I think about Donald Trump more often then I would care to admit. But when I sit down to write about him, nothing ever comes. I have spent the past year genuinely contemplating why he is in my reality. I've never publicly condemned him or criticized him, because I recognize that everyone playing a major role in the storylines of my reality are mirrors --reflections of all things conscious and subconscious.
So I mostly paid attention to how he made me feel. What emotions were triggered when people mentioned his name... How did I viscerally respond to his behavior and words… Did I feel angry? Irritated? Powerless? What was Trump showing me about myself that I couldn't see otherwise?
I dived deep into shadow work during my ascension process this past year. And what was shown to me were my past lives as Trump. Not the real Trump of course. But my lives were I treated women unfairly, where I lied and refused to listen, where I used my authority and power to promote my own self interests, where I had been blamed as responsible for the deaths of thousands of people. And at the end of it, it made no sense to condemn Trump as it would be the equivalent of hurling rocks at myself.

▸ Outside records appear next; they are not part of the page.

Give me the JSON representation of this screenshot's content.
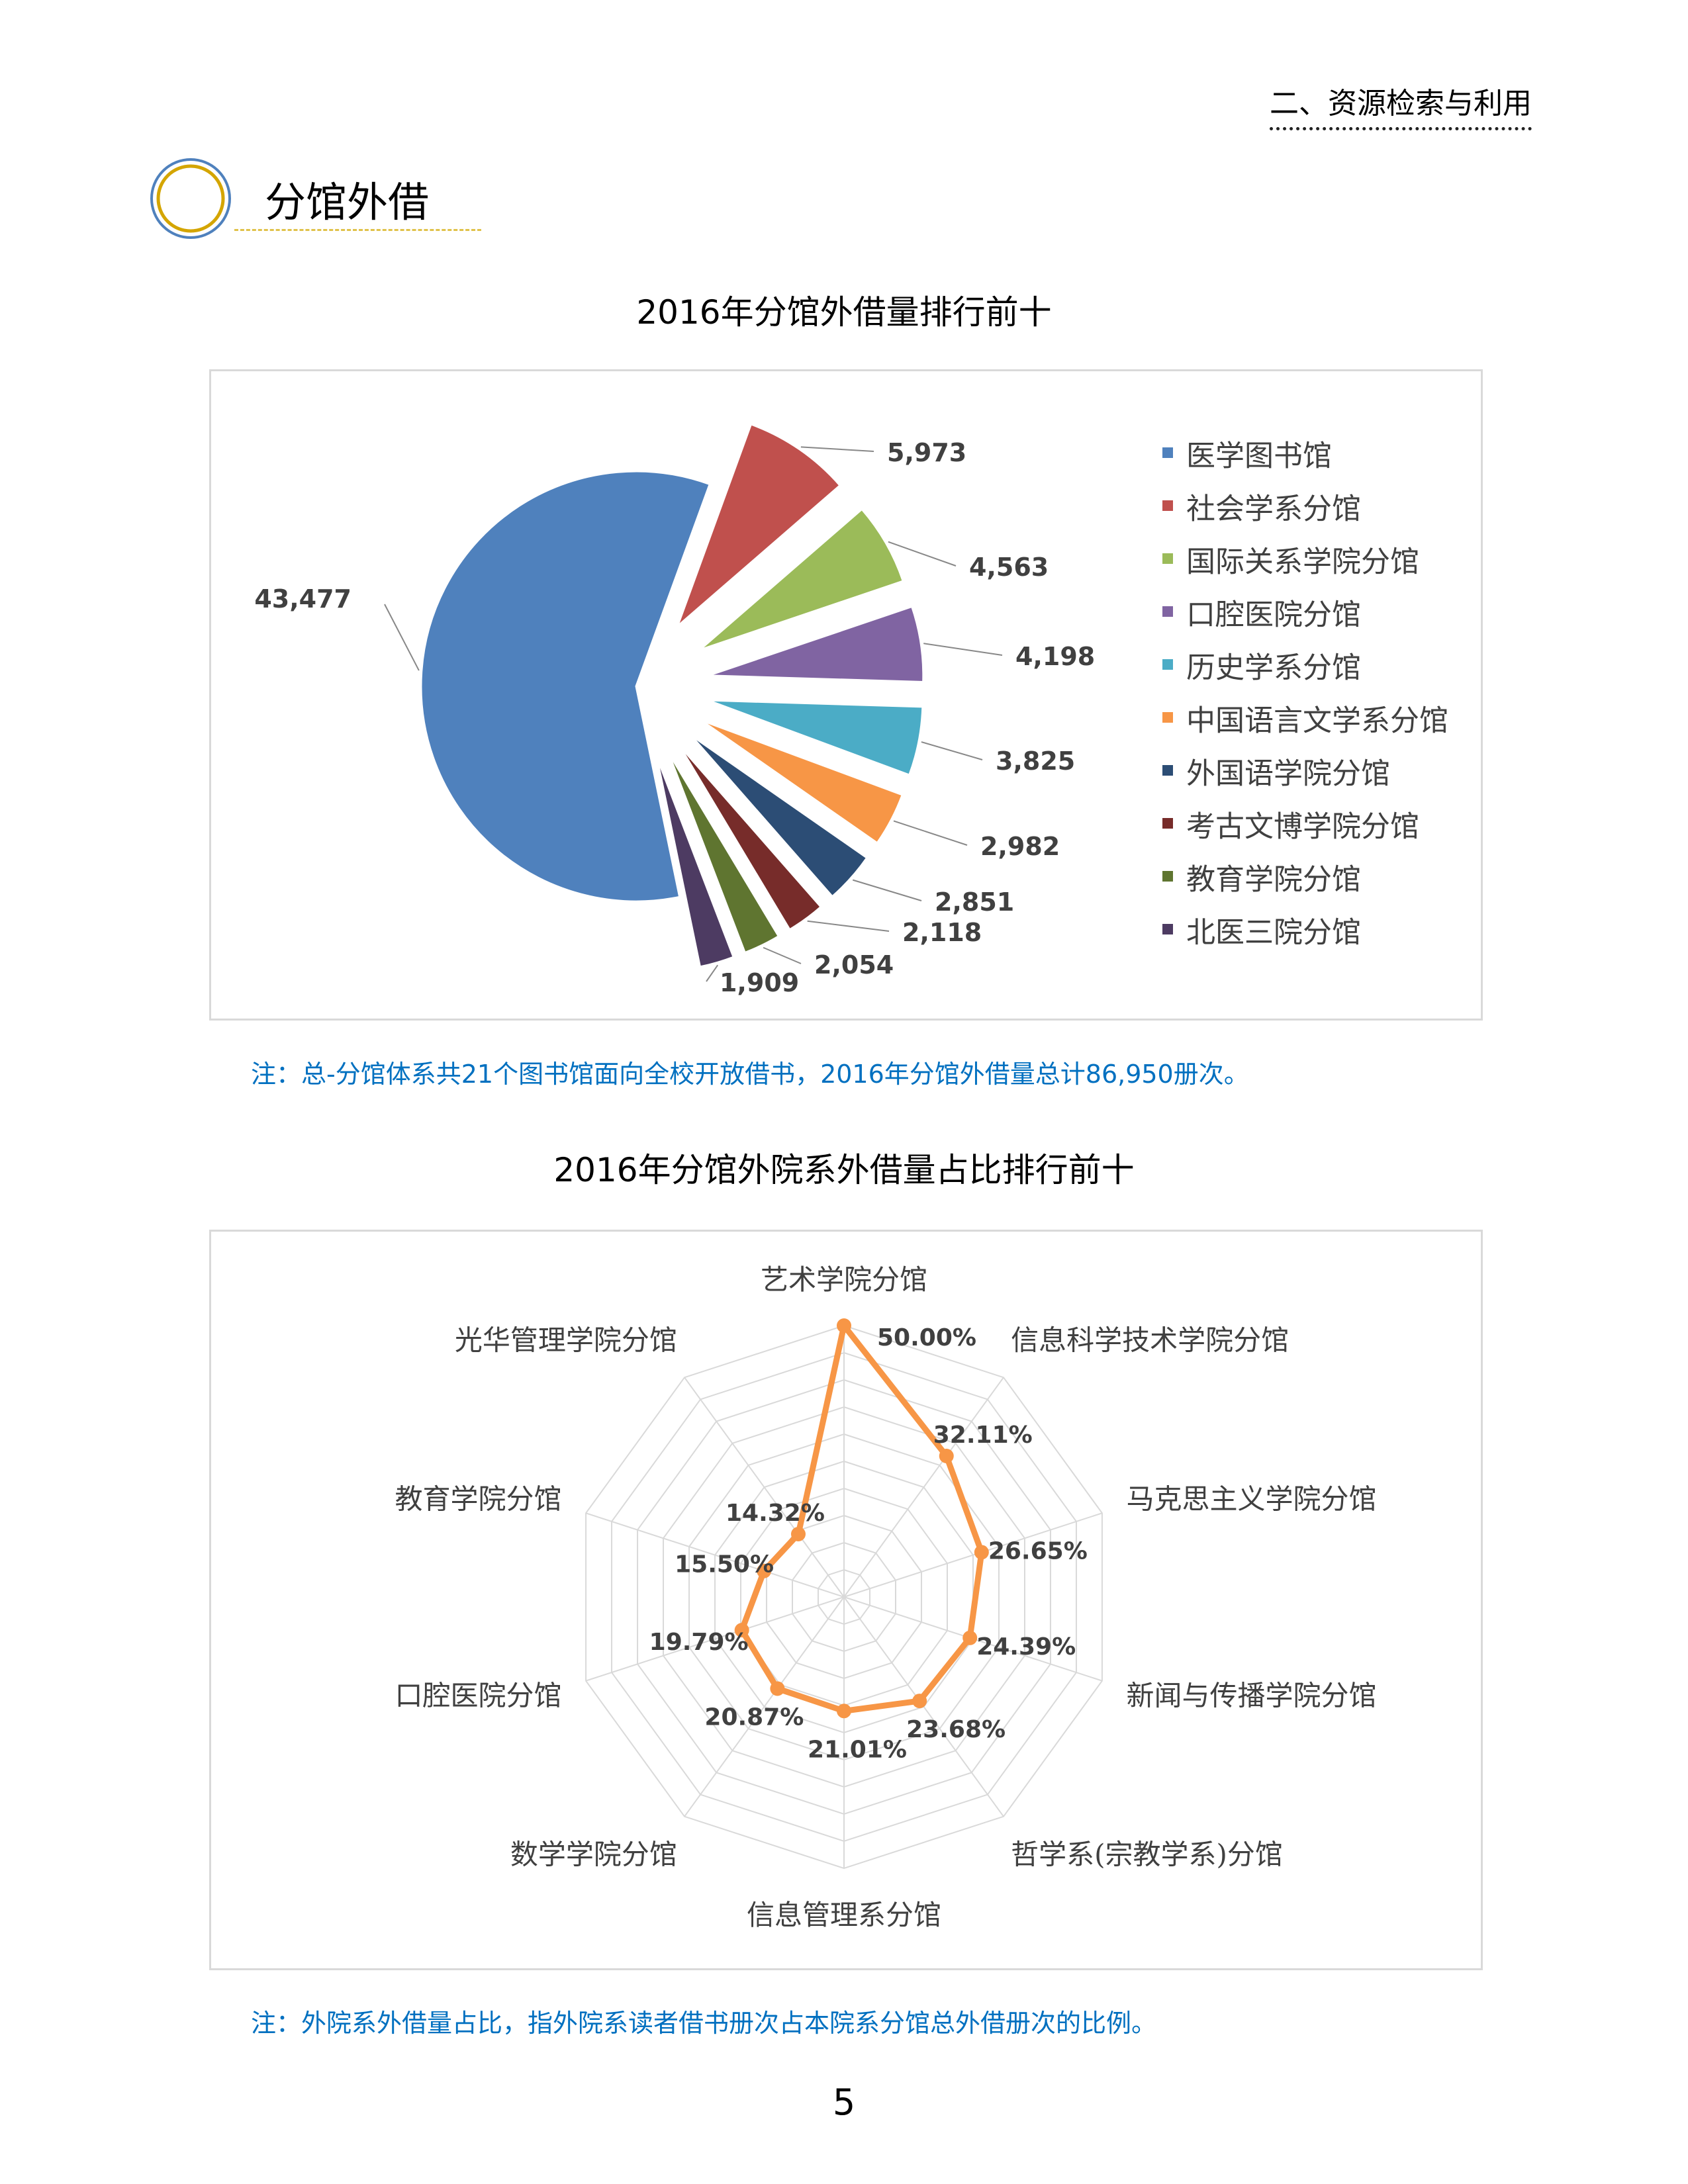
{
  "header": {
    "section": "二、资源检索与利用"
  },
  "section_title": "分馆外借",
  "page_number": "5",
  "colors": {
    "note": "#0070c0",
    "circle_outer": "#4f81bd",
    "circle_inner": "#d4a500",
    "radar_line": "#f79646"
  },
  "chart_data": [
    {
      "type": "pie",
      "title": "2016年分馆外借量排行前十",
      "categories": [
        "医学图书馆",
        "社会学系分馆",
        "国际关系学院分馆",
        "口腔医院分馆",
        "历史学系分馆",
        "中国语言文学系分馆",
        "外国语学院分馆",
        "考古文博学院分馆",
        "教育学院分馆",
        "北医三院分馆"
      ],
      "values": [
        43477,
        5973,
        4563,
        4198,
        3825,
        2982,
        2851,
        2118,
        2054,
        1909
      ],
      "value_labels": [
        "43,477",
        "5,973",
        "4,563",
        "4,198",
        "3,825",
        "2,982",
        "2,851",
        "2,118",
        "2,054",
        "1,909"
      ],
      "colors": [
        "#4f81bd",
        "#c0504d",
        "#9bbb59",
        "#8064a2",
        "#4bacc6",
        "#f79646",
        "#2c4d75",
        "#772c2a",
        "#5f7530",
        "#4d3b62"
      ],
      "exploded": true,
      "legend_position": "right"
    },
    {
      "type": "radar",
      "title": "2016年分馆外院系外借量占比排行前十",
      "categories": [
        "艺术学院分馆",
        "信息科学技术学院分馆",
        "马克思主义学院分馆",
        "新闻与传播学院分馆",
        "哲学系(宗教学系)分馆",
        "信息管理系分馆",
        "数学学院分馆",
        "口腔医院分馆",
        "教育学院分馆",
        "光华管理学院分馆"
      ],
      "values": [
        50.0,
        32.11,
        26.65,
        24.39,
        23.68,
        21.01,
        20.87,
        19.79,
        15.5,
        14.32
      ],
      "value_labels": [
        "50.00%",
        "32.11%",
        "26.65%",
        "24.39%",
        "23.68%",
        "21.01%",
        "20.87%",
        "19.79%",
        "15.50%",
        "14.32%"
      ],
      "axis_max": 50,
      "grid_step": 5,
      "grid": true,
      "color": "#f79646"
    }
  ],
  "notes": {
    "pie": "注：总-分馆体系共21个图书馆面向全校开放借书，2016年分馆外借量总计86,950册次。",
    "radar": "注：外院系外借量占比，指外院系读者借书册次占本院系分馆总外借册次的比例。"
  }
}
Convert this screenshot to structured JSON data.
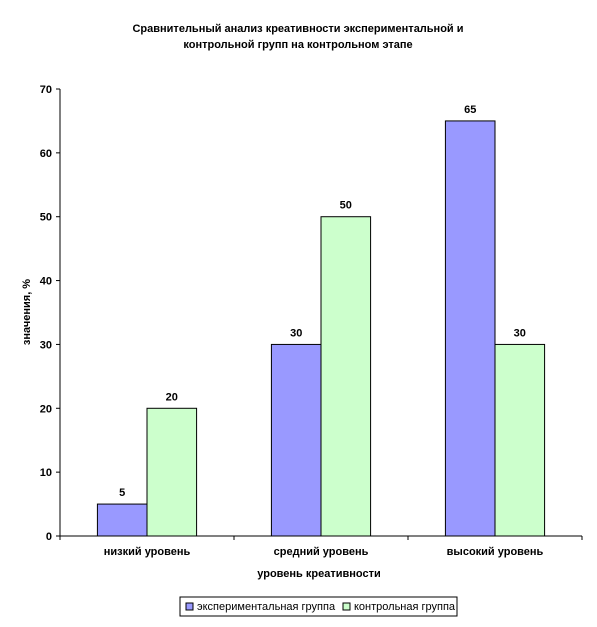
{
  "chart_data": {
    "type": "bar",
    "title_lines": [
      "Сравнительный анализ креативности экспериментальной и",
      "контрольной групп на контрольном этапе"
    ],
    "xlabel": "уровень креативности",
    "ylabel": "значения, %",
    "categories": [
      "низкий уровень",
      "средний уровень",
      "высокий уровень"
    ],
    "series": [
      {
        "name": "экспериментальная группа",
        "values": [
          5,
          30,
          65
        ],
        "color": "#9999ff"
      },
      {
        "name": "контрольная группа",
        "values": [
          20,
          50,
          30
        ],
        "color": "#ccffcc"
      }
    ],
    "ylim": [
      0,
      70
    ],
    "yticks": [
      "0",
      "10",
      "20",
      "30",
      "40",
      "50",
      "60",
      "70"
    ],
    "grid": false,
    "legend_position": "bottom"
  }
}
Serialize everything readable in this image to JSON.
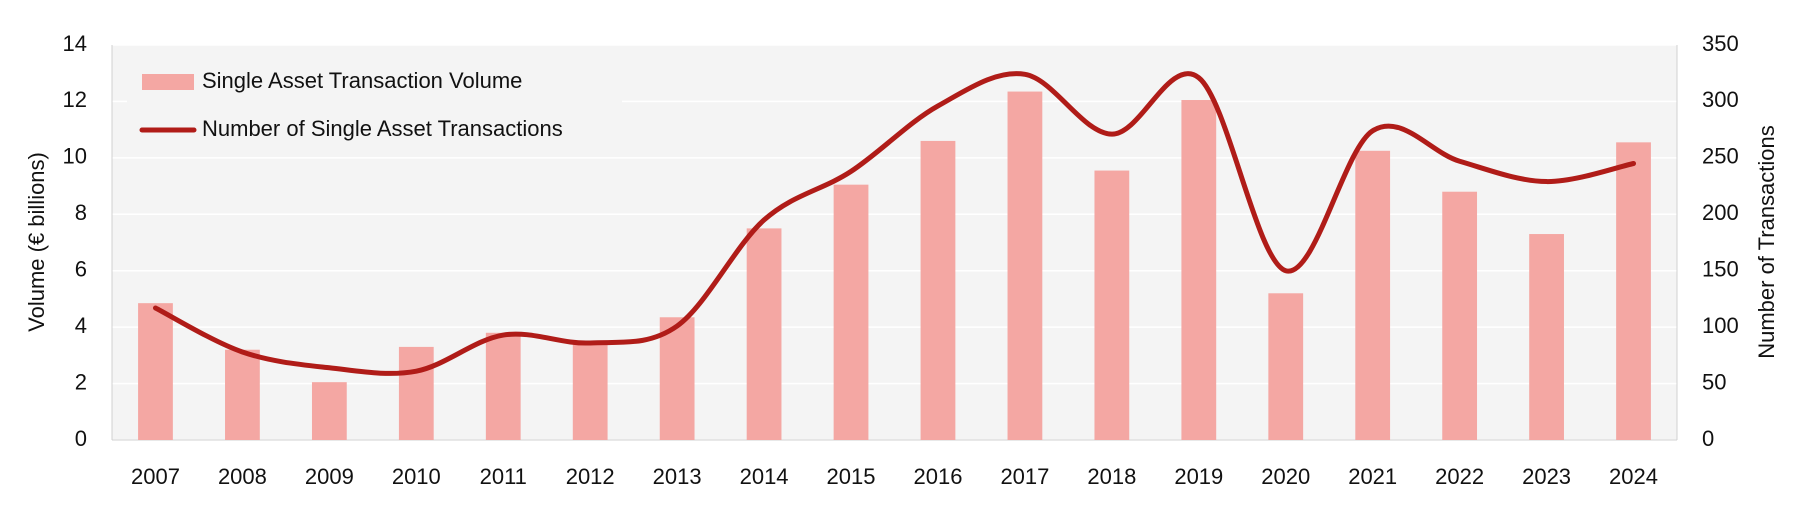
{
  "chart_data": {
    "type": "bar+line",
    "categories": [
      "2007",
      "2008",
      "2009",
      "2010",
      "2011",
      "2012",
      "2013",
      "2014",
      "2015",
      "2016",
      "2017",
      "2018",
      "2019",
      "2020",
      "2021",
      "2022",
      "2023",
      "2024"
    ],
    "series": [
      {
        "name": "Single Asset Transaction Volume",
        "type": "bar",
        "color": "#f4a7a3",
        "values": [
          4.85,
          3.2,
          2.05,
          3.3,
          3.8,
          3.5,
          4.35,
          7.5,
          9.05,
          10.6,
          12.35,
          9.55,
          12.05,
          5.2,
          10.25,
          8.8,
          7.3,
          10.55
        ]
      },
      {
        "name": "Number of Single Asset Transactions",
        "type": "line",
        "axis": "y2",
        "color": "#b01c18",
        "values": [
          117,
          78,
          64,
          61,
          93,
          86,
          101,
          195,
          238,
          296,
          324,
          271,
          321,
          150,
          274,
          247,
          229,
          245
        ]
      }
    ],
    "ylabel": "Volume (€ billions)",
    "y2label": "Number of Transactions",
    "ylim": [
      0,
      14
    ],
    "yticks": [
      0,
      2,
      4,
      6,
      8,
      10,
      12,
      14
    ],
    "y2lim": [
      0,
      350
    ],
    "y2ticks": [
      0,
      50,
      100,
      150,
      200,
      250,
      300,
      350
    ],
    "grid": true,
    "legend": "upper left"
  }
}
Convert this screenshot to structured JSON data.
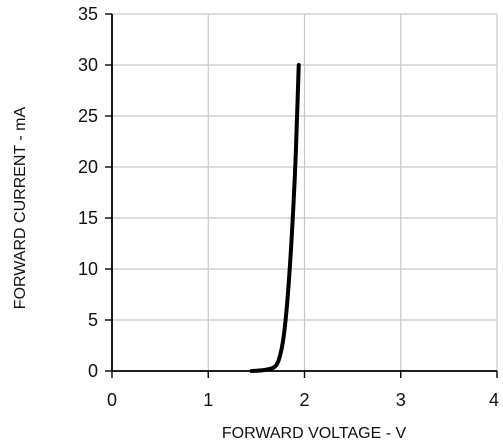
{
  "chart_data": {
    "type": "line",
    "title": "",
    "xlabel": "FORWARD VOLTAGE - V",
    "ylabel": "FORWARD CURRENT  -  mA",
    "xlim": [
      0,
      4
    ],
    "ylim": [
      0,
      35
    ],
    "grid": true,
    "x_ticks": [
      0,
      1,
      2,
      3,
      4
    ],
    "y_ticks": [
      0,
      5,
      10,
      15,
      20,
      25,
      30,
      35
    ],
    "x_tick_labels": [
      "0",
      "1",
      "2",
      "3",
      "4"
    ],
    "y_tick_labels": [
      "0",
      "5",
      "10",
      "15",
      "20",
      "25",
      "30",
      "35"
    ],
    "series": [
      {
        "x": [
          1.45,
          1.55,
          1.62,
          1.68,
          1.72,
          1.75,
          1.78,
          1.81,
          1.84,
          1.87,
          1.9,
          1.92,
          1.94
        ],
        "y": [
          0,
          0.05,
          0.15,
          0.3,
          0.7,
          1.6,
          3.0,
          5.5,
          9.0,
          13.5,
          19.0,
          24.0,
          30.0
        ],
        "color": "#000000"
      }
    ]
  }
}
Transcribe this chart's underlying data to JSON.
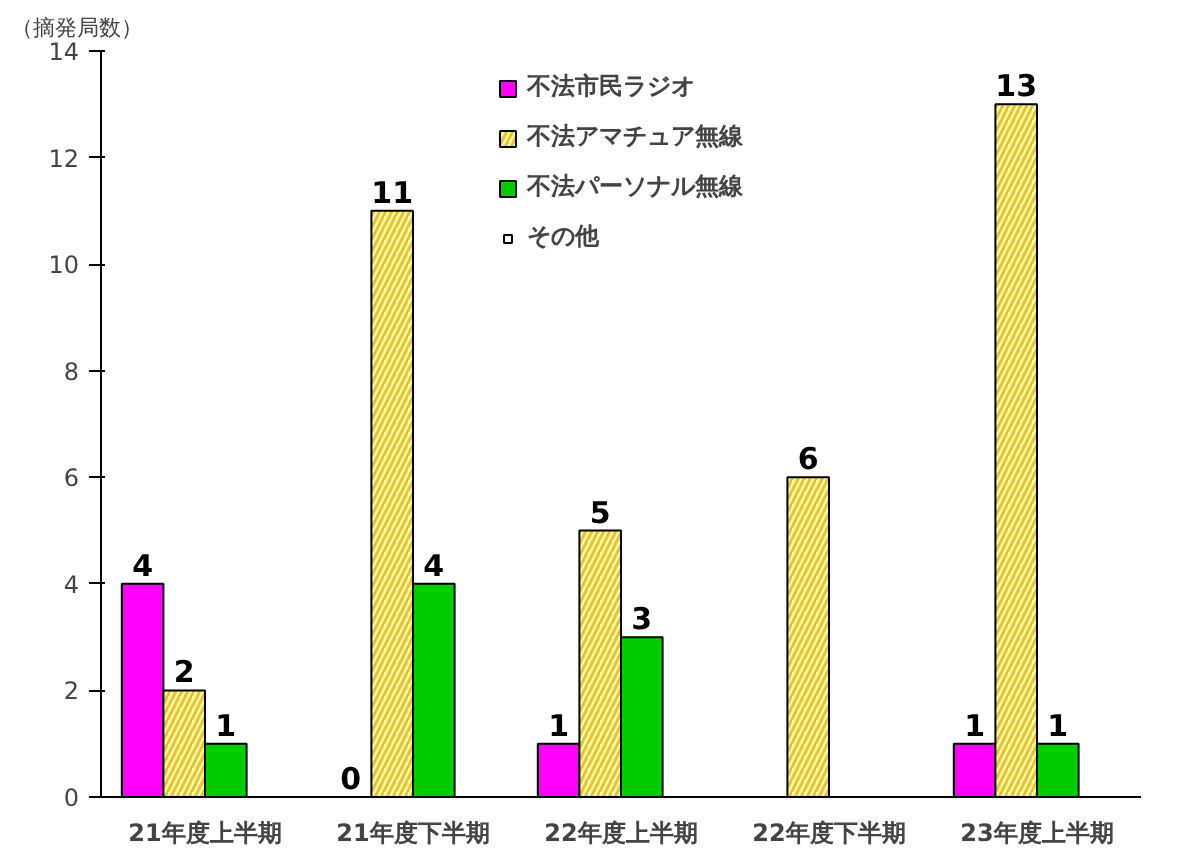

I'm now left with compassion. And at the same time I think President Trump is a narcissist. I've spent many hours with a narcissist and I've decided that even though their behavior come across as self-centeredness and egotism, the narcissistic behavior is a super strong, involuntary, almost impenetrable defense mechanism for psychological and emotional trauma. Having a narcissistic president is deeply problematic because people with this disorder lack the ability to 1) self-reflect and 2) emphathize with others.
And here was yet another mirror of the many lifetimes where I was the one who lacked empathy. You know, I used to think incarnating into a lifetime with the Dharma of dedicating my life to service was a sign that I was a pretty evolved spiritual being. Boy was I surprised to discover that this was deeply embedded into my karmic blueprint for this lifetime because I struggled so greatly in many past lifetimes with developing compassion and empathy for other humans, especially while in positions of power.
My blueprint ensured I spent this lifetime focused on others and not on my self or on gaining fame or wealth -- it was my soul's way of learning these lessons. That's how hard this pattern is to "fix" each lifetime without extreme limitations or outside assistance from spiritual guides.
I've accepted that we're not always going to have someone in the White House who agrees with us. They are going to make decisions and take actions that would be different than what you or I would do if we were in the same position. But there's leadership in empathy -- the ability to genuinely recognize the needs of others, speak to their experience, and put yourself in their shoes, even when you disagree. To take the best course of action as you see fit but bring people along, pull people together, and explain how their experience and views were considered. My issue is less with the decisions President Trump has made, or his personal antics, but with his inability to authentically express compassion and empathy for other human beings.
Our karma often puts us in the best position to where we can see, what we couldn't see otherwise. And from that new perspective, we can shift internally. Trump and his wife were recently diagnosed with COVID. It's a humbling moment when life causes you to become the person you couldn't identify with, before that moment. Tonight, I noticed there was a sharp shift in the tone of his tweets from "me" to "together".
I'm intentionally writing this post before the next series of tweets come in. I have no idea whether Trump will self reflect during his quarantine or make any long term shifts in rhetoric or behavior because of this one moment of feeling vulnerable to a virus he can't control. And yes, it's possible he's using the messaging of togetherness to gain sympathy votes.
But from what I know about reality is that there is massive synchronicity in the timing of this diagnosis. And from what I know about why we attract illness into our lives, there is a great opportunity now for the clearing out of old physical and emotional blockages. I wish President Trump the experience that is best suited for the growth of his soul and expansion of his consciousness.